Fencing and Street Design

I’m going to write about street design for a short while, but trust me, I promise I will relate it to fencing. This will be especially relatable for people who grew up in a car-dependent suburban area like I did. If you did, I’m sure you have been on a street that is very straight with wide lanes and ample buffer on each side, maybe even a turning lane in the middle or multiple lanes of traffic on each side, and yet the speed is set uncomfortably low, like 35 or 25 mph (55 or 40 kph). Whether or not the speed limit is justified, drivers will scoff at it. They will wonder who could have approved something like that, and no one will ever follow it unless they see a cop on the side of the road. Even if you try to follow the speed limit, you will feel like you can safely go faster, and your speed will probably creep over it a bit unless you set your cruise control. 

This is where cops always caught speeders when I was growing up – they understood affordances better than the street designers

The problem here is that the language of the road design does not match the posted speed limit. If there are wide lanes and no obstacles, you will feel comfortable going faster, and it will be uncomfortable to hold yourself back to the posted speed limit. It’s similar to when you come to a door with a handle on it and a sign that says “push” – it is likely that a lot of people will try to pull first because they see the handle, and then they will feel dumb when they see the sign, but they are not actually dumb, it’s the designer who is dumb. 

The solution here is to actually think about the purpose of the street that you are building and design it in such a way that people will be comfortable going the speed that you want them to go. There are many ways of doing this, you can make the street less wide, change the material that the street is made of, encourage on-street parking instead of having parking lots, add trees to the side of the road, add planters and other obstacles, and more. If you are driving in this type of environment, you slow down because it is comfortable to do so, not because of a sign – driving fast becomes the uncomfortable option. It may be hard to believe for someone like me who grew up in North American car-dependent urban sprawl, but there are places where design like this is the norm – I personally experienced it driving in northern Germany and the Netherlands. 
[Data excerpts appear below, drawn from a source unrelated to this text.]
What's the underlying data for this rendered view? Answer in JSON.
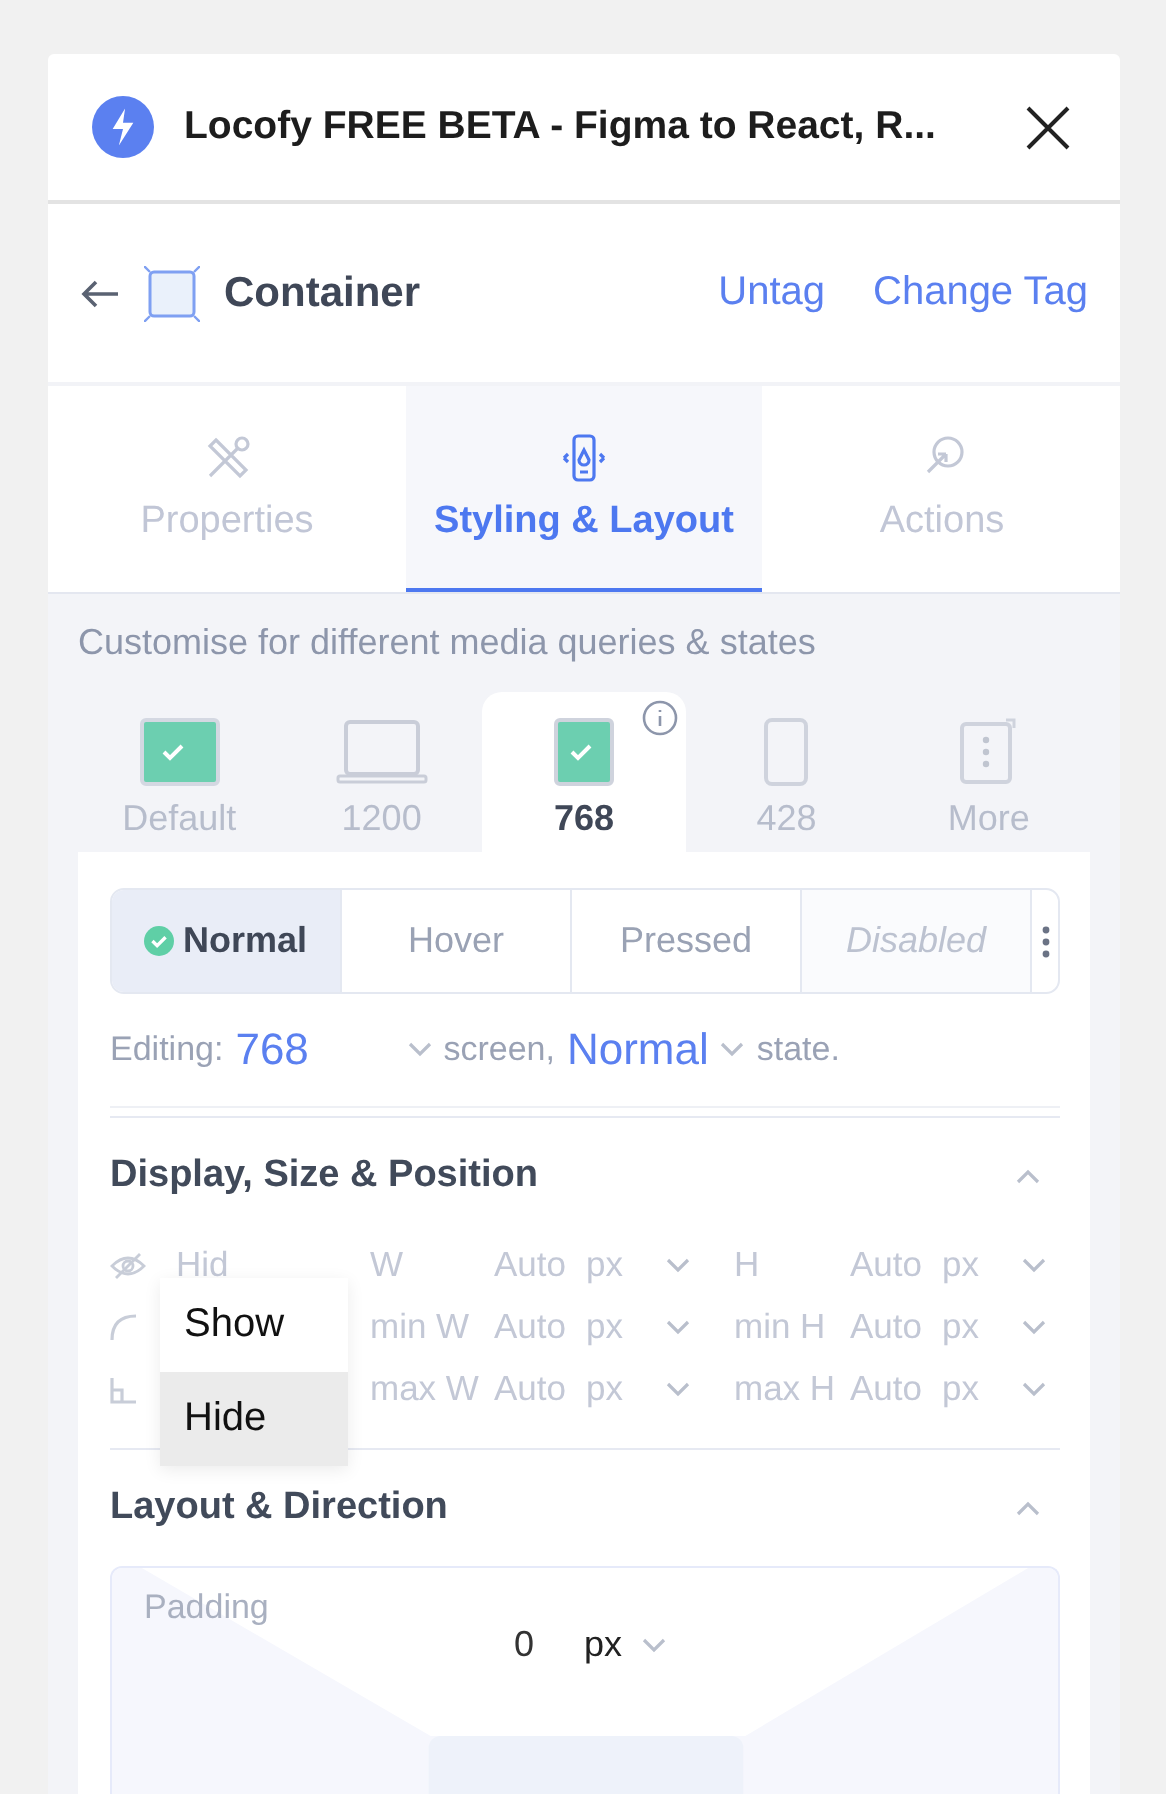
{
  "header": {
    "title": "Locofy FREE BETA - Figma to React, R..."
  },
  "tag_bar": {
    "name": "Container",
    "actions": [
      "Untag",
      "Change Tag"
    ]
  },
  "tabs": [
    {
      "label": "Properties",
      "kind": "tools",
      "selected": false
    },
    {
      "label": "Styling & Layout",
      "kind": "device",
      "selected": true
    },
    {
      "label": "Actions",
      "kind": "cursor",
      "selected": false
    }
  ],
  "description": "Customise for different media queries & states",
  "breakpoints": [
    {
      "label": "Default",
      "kind": "default",
      "checked": true,
      "selected": false
    },
    {
      "label": "1200",
      "kind": "laptop",
      "checked": false,
      "selected": false
    },
    {
      "label": "768",
      "kind": "tablet",
      "checked": true,
      "selected": true
    },
    {
      "label": "428",
      "kind": "phone",
      "checked": false,
      "selected": false
    },
    {
      "label": "More",
      "kind": "more",
      "checked": false,
      "selected": false
    }
  ],
  "states": [
    {
      "label": "Normal",
      "selected": true,
      "disabled": false
    },
    {
      "label": "Hover",
      "selected": false,
      "disabled": false
    },
    {
      "label": "Pressed",
      "selected": false,
      "disabled": false
    },
    {
      "label": "Disabled",
      "selected": false,
      "disabled": true
    }
  ],
  "editing": {
    "label": "Editing:",
    "screen": "768",
    "screen_suffix": "screen,",
    "state": "Normal",
    "state_suffix": "state."
  },
  "display_section": {
    "title": "Display, Size & Position",
    "expanded": true,
    "visibility": "Hid",
    "rows": [
      {
        "kind": "visibility",
        "w_label": "W",
        "w_value": "Auto",
        "w_unit": "px",
        "h_label": "H",
        "h_value": "Auto",
        "h_unit": "px"
      },
      {
        "kind": "radius",
        "w_label": "min W",
        "w_value": "Auto",
        "w_unit": "px",
        "h_label": "min H",
        "h_value": "Auto",
        "h_unit": "px"
      },
      {
        "kind": "corner",
        "w_label": "max W",
        "w_value": "Auto",
        "w_unit": "px",
        "h_label": "max H",
        "h_value": "Auto",
        "h_unit": "px"
      }
    ]
  },
  "visibility_menu": {
    "items": [
      {
        "label": "Show",
        "selected": false
      },
      {
        "label": "Hide",
        "selected": true
      }
    ]
  },
  "layout_section": {
    "title": "Layout & Direction",
    "expanded": true,
    "padding": {
      "label": "Padding",
      "top_value": "0",
      "top_unit": "px"
    }
  }
}
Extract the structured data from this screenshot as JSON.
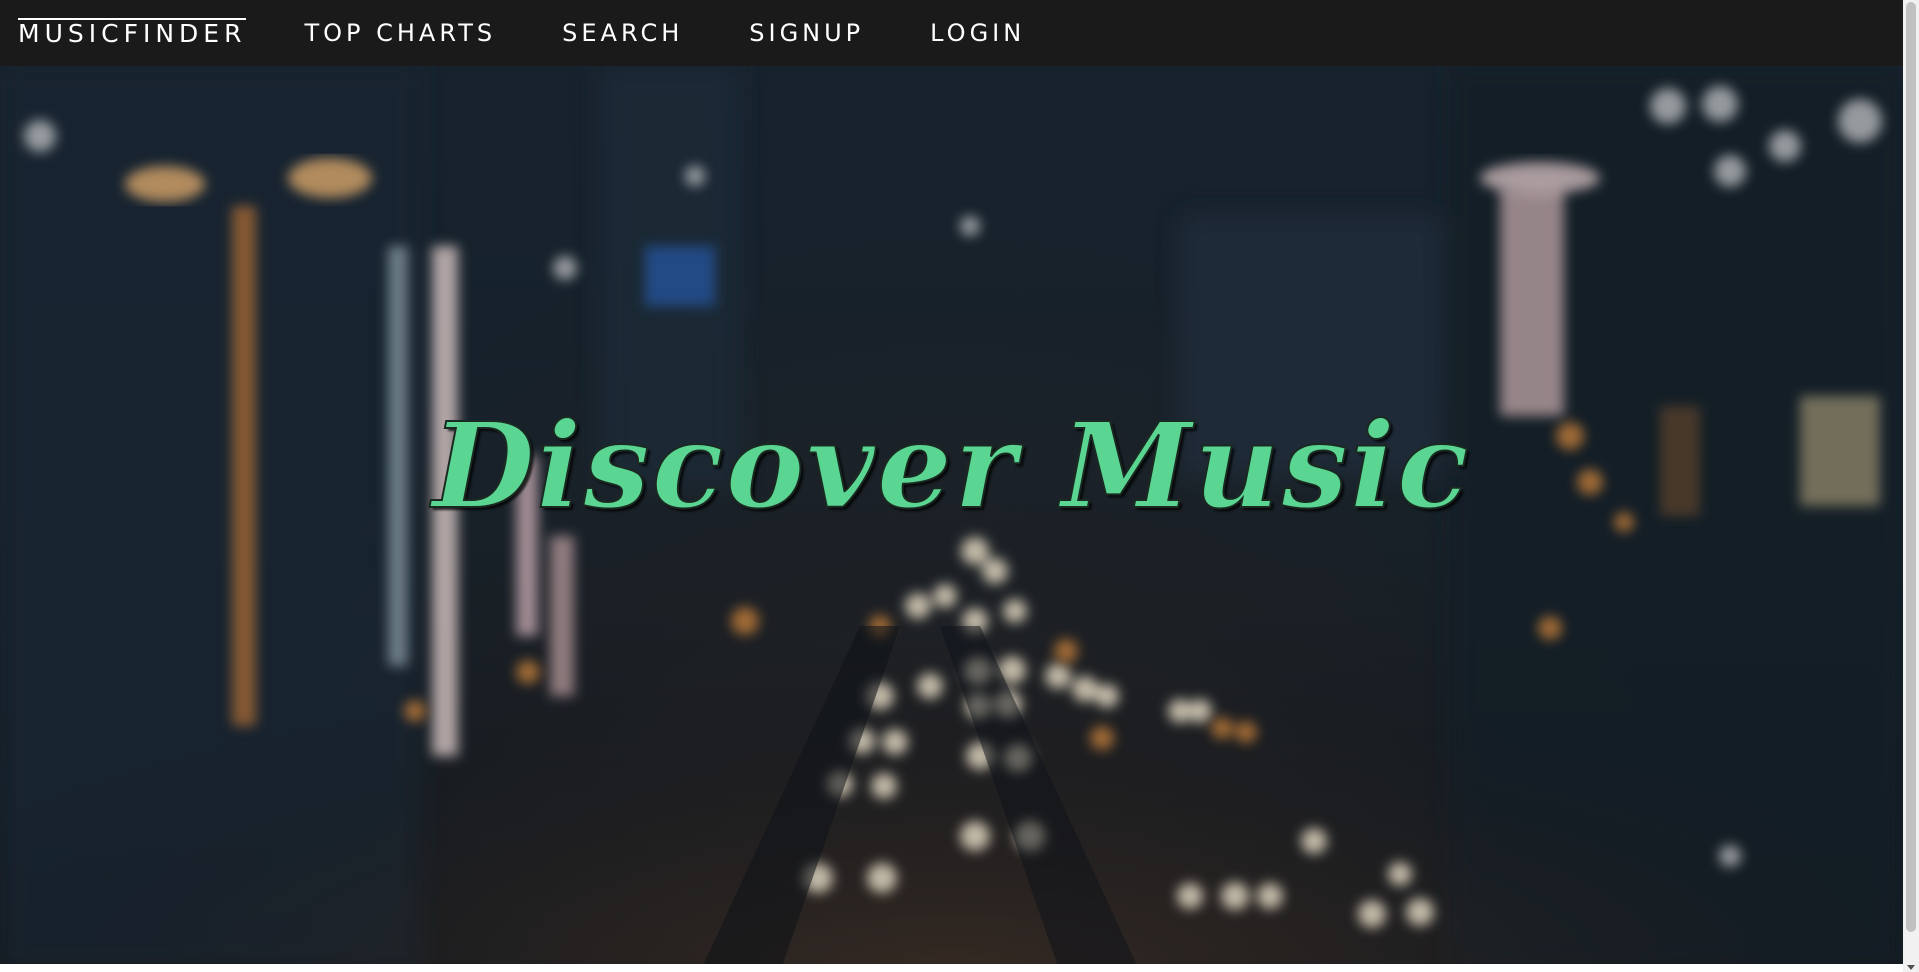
{
  "navbar": {
    "brand": "MUSICFINDER",
    "links": [
      {
        "label": "TOP CHARTS"
      },
      {
        "label": "SEARCH"
      },
      {
        "label": "SIGNUP"
      },
      {
        "label": "LOGIN"
      }
    ]
  },
  "hero": {
    "title": "Discover Music",
    "background_image": "blurred-city-night-traffic-photo"
  },
  "colors": {
    "navbar_bg": "#1a1a1a",
    "nav_text": "#ffffff",
    "title_accent": "#5bd592"
  }
}
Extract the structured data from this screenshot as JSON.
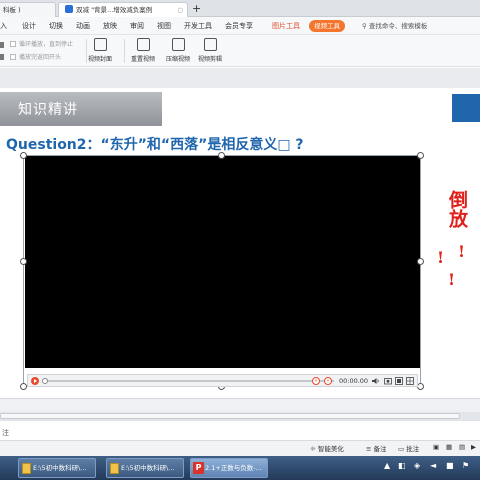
{
  "tabs": [
    {
      "label": "科板 )"
    },
    {
      "label": "双减 \"背景...增效减负案例"
    }
  ],
  "menubar": {
    "items": [
      "入",
      "设计",
      "切换",
      "动画",
      "放映",
      "审阅",
      "视图",
      "开发工具",
      "会员专享",
      "图片工具"
    ],
    "active_pill": "视频工具",
    "search": "查找命令、搜索模板"
  },
  "ribbon": {
    "checkbox_1": "循环播放，直到停止",
    "checkbox_2": "播放完返回开头",
    "buttons": [
      "视频封面",
      "重置视频",
      "压缩视频",
      "视频剪辑"
    ]
  },
  "slide": {
    "banner_title": "知识精讲",
    "question": "Question2：“东升”和“西落”是相反意义□ ?",
    "side_text": "倒放",
    "exclamations": [
      "!",
      "!",
      "!"
    ]
  },
  "video": {
    "time": "00:00.00"
  },
  "notes": {
    "label": "注"
  },
  "status": {
    "smart": "智能美化",
    "notes": "备注",
    "comments": "批注"
  },
  "taskbar": {
    "tasks": [
      "E:\\5初中数科研\\...",
      "E:\\5初中数科研\\...",
      "2.1+正数与负数-..."
    ]
  },
  "colors": {
    "accent_blue": "#1f66ad",
    "accent_orange": "#f4752e",
    "alert_red": "#e0201a"
  }
}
So after all that – how does this relate to fencing? Basically, when you are teaching or designing games, the less you have to actively say, the better. This is a feature of teaching through competitive games in general. When playing Shouting Window, you don’t have to tell people that the squinter against longpoint is good, they will do it because it is a good choice given the environment that you’ve created. In the Falling Upon drill, you don’t need to tell the person in the low guard to wait for the attacker to commit and then disengage around, they will do it because it’s a good idea and works in that situation. 

You can also curate someone’s individual fencing this way during coached sparring. For example, often a beginner fencer who has just started sparring will attack low targets, because going low is difficult to parry, and even though they always get doubled, they are still hitting you, which to them is better than never getting a hit at all. An inelegant “speed limit” solution to this would be to simply tell them they aren’t allowed to attack low anymore. This can lead to frustration, because while you know that you are helping their fencing in the long run, from their perspective all you’ve done is taken away their only tool that works. A better solution is to create an environment where attacking high gets them better results than attacking low. This means you need to block or avoid all of their low attacks (at least double them), and let some high attacks through. This will be uncomfortable for you as the coach, but the athlete will most likely get the idea and stop relying on low attacks. 

These ideas are all examples of what James Gibson called “affordances.” They are invitations by the environment to take a certain action. The wide straight road invites you to drive fast, the door handle invites you to pull, and the fencing game (ideally) invites you to do whatever fencing action you are working on. It’s important to note that the invitation allows or encourages a certain action, but you are not forced to do it. You can still go slow on the road or push the door, and likewise you will often be able to find other paths to success in a fencing game. This is a feature and not a bug – we want athletes to explore their motor landscapes when playing fencing games.